Imagen: clarin colombia
Isabel Díaz Ayuso salió al cruce por la polémica en torno a un ático de lujo en Madrid y negó cualquier relación con esa operación. La presidenta madrileña acusó a sus críticos de montar una cortina de humo y aseguró que jamás quiso comprar una casa.
Isabel Díaz Ayuso volvió a situarse en el centro del debate político en España tras defenderse con dureza de las versiones que la vinculan con un ático de lujo en Madrid. La presidenta de la Comunidad de Madrid negó tener interés en esa operación inmobiliaria y trató de desactivar el escándalo con un mensaje de victimización política: sostuvo que la polémica forma parte de una persecución constante contra su vida personal y afirmó que no quiere saber nada de esa historia. La reacción no solo intenta cerrar una puerta incómoda, sino también reencuadrar el episodio como un nuevo capítulo de confrontación con sus adversarios.
Según informó clarin colombia, Ayuso cargó contra quienes han instalado el tema en la agenda pública y cuestionó el foco puesto sobre su vida privada en medio de un escenario político que, a su juicio, debería estar centrado en la gestión. Incluso elevó el tono al hablar de una supuesta “mafia de Estado”, una expresión que refleja el clima de polarización que ha acompañado su trayectoria política. La dirigente insistió en que “jamás” quiso comprarse una casa y descalificó toda la controversia como una “memez”, en un intento por restarle credibilidad a las acusaciones o insinuaciones que circulan sobre el inmueble.
El trasfondo de este episodio es más amplio que una disputa patrimonial. Ayuso ha construido buena parte de su perfil público sobre una relación frontal con la oposición y con sectores mediáticos y judiciales, y este nuevo frente encaja en esa lógica de choque permanente. Pero también revela algo más incómodo para la política española: la facilidad con la que asuntos personales, patrimoniales o familiares terminan absorbidos por la batalla partidista. En un país donde la confianza institucional viene castigada por años de escándalos, cualquier sospecha sobre el entorno de un dirigente adquiere rápidamente dimensión nacional.

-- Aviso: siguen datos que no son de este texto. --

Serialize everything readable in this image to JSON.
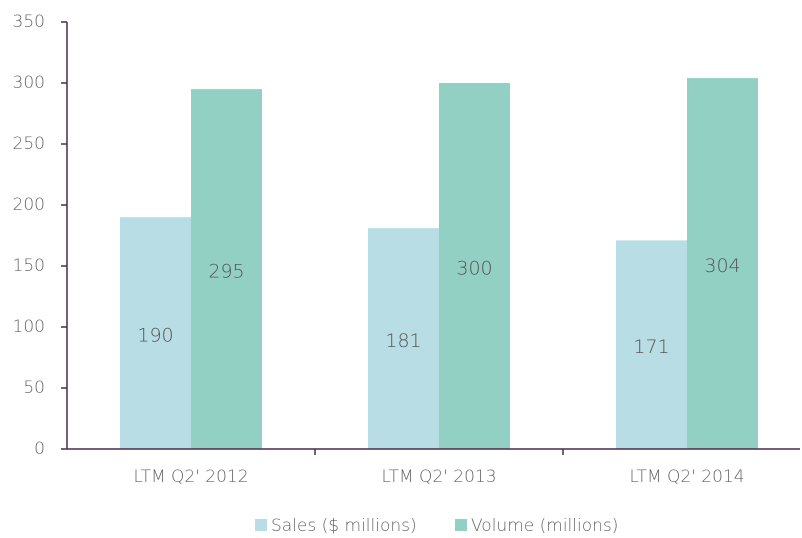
{
  "chart_data": {
    "type": "bar",
    "categories": [
      "LTM Q2' 2012",
      "LTM Q2' 2013",
      "LTM Q2' 2014"
    ],
    "series": [
      {
        "name": "Sales ($ millions)",
        "color": "#b8dde4",
        "values": [
          190,
          181,
          171
        ]
      },
      {
        "name": "Volume (millions)",
        "color": "#92d0c3",
        "values": [
          295,
          300,
          304
        ]
      }
    ],
    "ylim": [
      0,
      350
    ],
    "yticks": [
      0,
      50,
      100,
      150,
      200,
      250,
      300,
      350
    ],
    "legend": "bottom"
  }
}
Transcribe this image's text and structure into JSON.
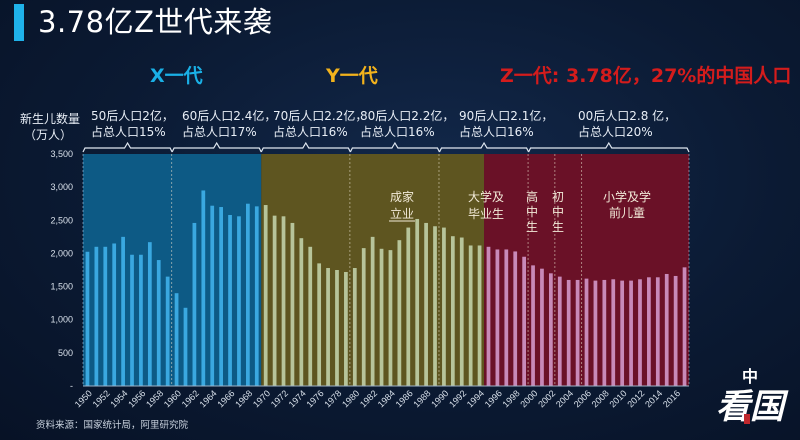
{
  "header": {
    "title": "3.78亿Z世代来袭",
    "accent_color": "#1fb2ea"
  },
  "generations": {
    "x": {
      "label": "X一代",
      "color": "#1ab0e6"
    },
    "y": {
      "label": "Y一代",
      "color": "#f2b21c"
    },
    "z": {
      "label": "Z一代: 3.78亿，27%的中国人口",
      "color": "#d41c1c"
    }
  },
  "cohorts": [
    {
      "line1": "50后人口2亿，",
      "line2": "占总人口15%"
    },
    {
      "line1": "60后人口2.4亿，",
      "line2": "占总人口17%"
    },
    {
      "line1": "70后人口2.2亿，",
      "line2": "占总人口16%"
    },
    {
      "line1": "80后人口2.2亿，",
      "line2": "占总人口16%"
    },
    {
      "line1": "90后人口2.1亿，",
      "line2": "占总人口16%"
    },
    {
      "line1": "00后人口2.8 亿，",
      "line2": "占总人口20%"
    }
  ],
  "stage_labels": [
    {
      "text": "成家\n立业"
    },
    {
      "text": "大学及\n毕业生"
    },
    {
      "text": "高\n中\n生"
    },
    {
      "text": "初\n中\n生"
    },
    {
      "text": "小学及学\n前儿童"
    }
  ],
  "source": "资料来源：国家统计局，阿里研究院",
  "logo": {
    "text": "看中国"
  },
  "chart_data": {
    "type": "bar",
    "title": "3.78亿Z世代来袭",
    "ylabel": "新生儿数量（万人）",
    "ylabel_line1": "新生儿数量",
    "ylabel_line2": "（万人）",
    "xlabel": "",
    "ylim": [
      0,
      3500
    ],
    "yticks": [
      "-",
      "500",
      "1,000",
      "1,500",
      "2,000",
      "2,500",
      "3,000",
      "3,500"
    ],
    "xtick_labels": [
      "1950",
      "1952",
      "1954",
      "1956",
      "1958",
      "1960",
      "1962",
      "1964",
      "1966",
      "1968",
      "1970",
      "1972",
      "1974",
      "1976",
      "1978",
      "1980",
      "1982",
      "1984",
      "1986",
      "1988",
      "1990",
      "1992",
      "1994",
      "1996",
      "1998",
      "2000",
      "2002",
      "2004",
      "2006",
      "2008",
      "2010",
      "2012",
      "2014",
      "2016"
    ],
    "categories": [
      1950,
      1951,
      1952,
      1953,
      1954,
      1955,
      1956,
      1957,
      1958,
      1959,
      1960,
      1961,
      1962,
      1963,
      1964,
      1965,
      1966,
      1967,
      1968,
      1969,
      1970,
      1971,
      1972,
      1973,
      1974,
      1975,
      1976,
      1977,
      1978,
      1979,
      1980,
      1981,
      1982,
      1983,
      1984,
      1985,
      1986,
      1987,
      1988,
      1989,
      1990,
      1991,
      1992,
      1993,
      1994,
      1995,
      1996,
      1997,
      1998,
      1999,
      2000,
      2001,
      2002,
      2003,
      2004,
      2005,
      2006,
      2007,
      2008,
      2009,
      2010,
      2011,
      2012,
      2013,
      2014,
      2015,
      2016,
      2017
    ],
    "values": [
      2025,
      2100,
      2100,
      2150,
      2250,
      1980,
      1980,
      2170,
      1900,
      1650,
      1400,
      1180,
      2460,
      2950,
      2720,
      2700,
      2580,
      2560,
      2750,
      2710,
      2730,
      2570,
      2560,
      2460,
      2230,
      2100,
      1850,
      1780,
      1750,
      1720,
      1780,
      2080,
      2250,
      2070,
      2050,
      2200,
      2390,
      2520,
      2460,
      2410,
      2390,
      2260,
      2240,
      2120,
      2120,
      2100,
      2060,
      2060,
      2030,
      1950,
      1820,
      1770,
      1700,
      1650,
      1600,
      1600,
      1620,
      1590,
      1600,
      1610,
      1590,
      1590,
      1610,
      1640,
      1640,
      1690,
      1660,
      1790
    ],
    "bands": [
      {
        "name": "X一代",
        "from": 1950,
        "to": 1969,
        "color": "#0d5a85"
      },
      {
        "name": "Y一代",
        "from": 1970,
        "to": 1994,
        "color": "#5e5520"
      },
      {
        "name": "Z一代",
        "from": 1995,
        "to": 2017,
        "color": "#6a1127"
      }
    ],
    "bar_colors": {
      "x": "#3aa8e0",
      "y": "#b7c49a",
      "z": "#c889b8"
    },
    "grid": false,
    "legend": "none"
  }
}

Para la ciudadanía, el resultado suele ser el mismo: más ruido, menos respuestas sobre vivienda, inflación, servicios públicos o la calidad real de la gestión.
La polémica por el ático llega además en un momento en que Ayuso sigue siendo una de las figuras más influyentes de la derecha española y una contrincante central para el gobierno de Pedro Sánchez. Por eso cada episodio que la rodea trasciende su figura personal y se convierte en un termómetro de la tensión política del país. Si la presidenta madrileña logra convertir este caso en una demostración de hostigamiento, reforzará su base; si, por el contrario, aparecen más dudas sobre la operación, la discusión pasará de la victimización a la rendición de cuentas. En una política cada vez más dominada por relatos de confrontación, esa diferencia importa más de lo que parece.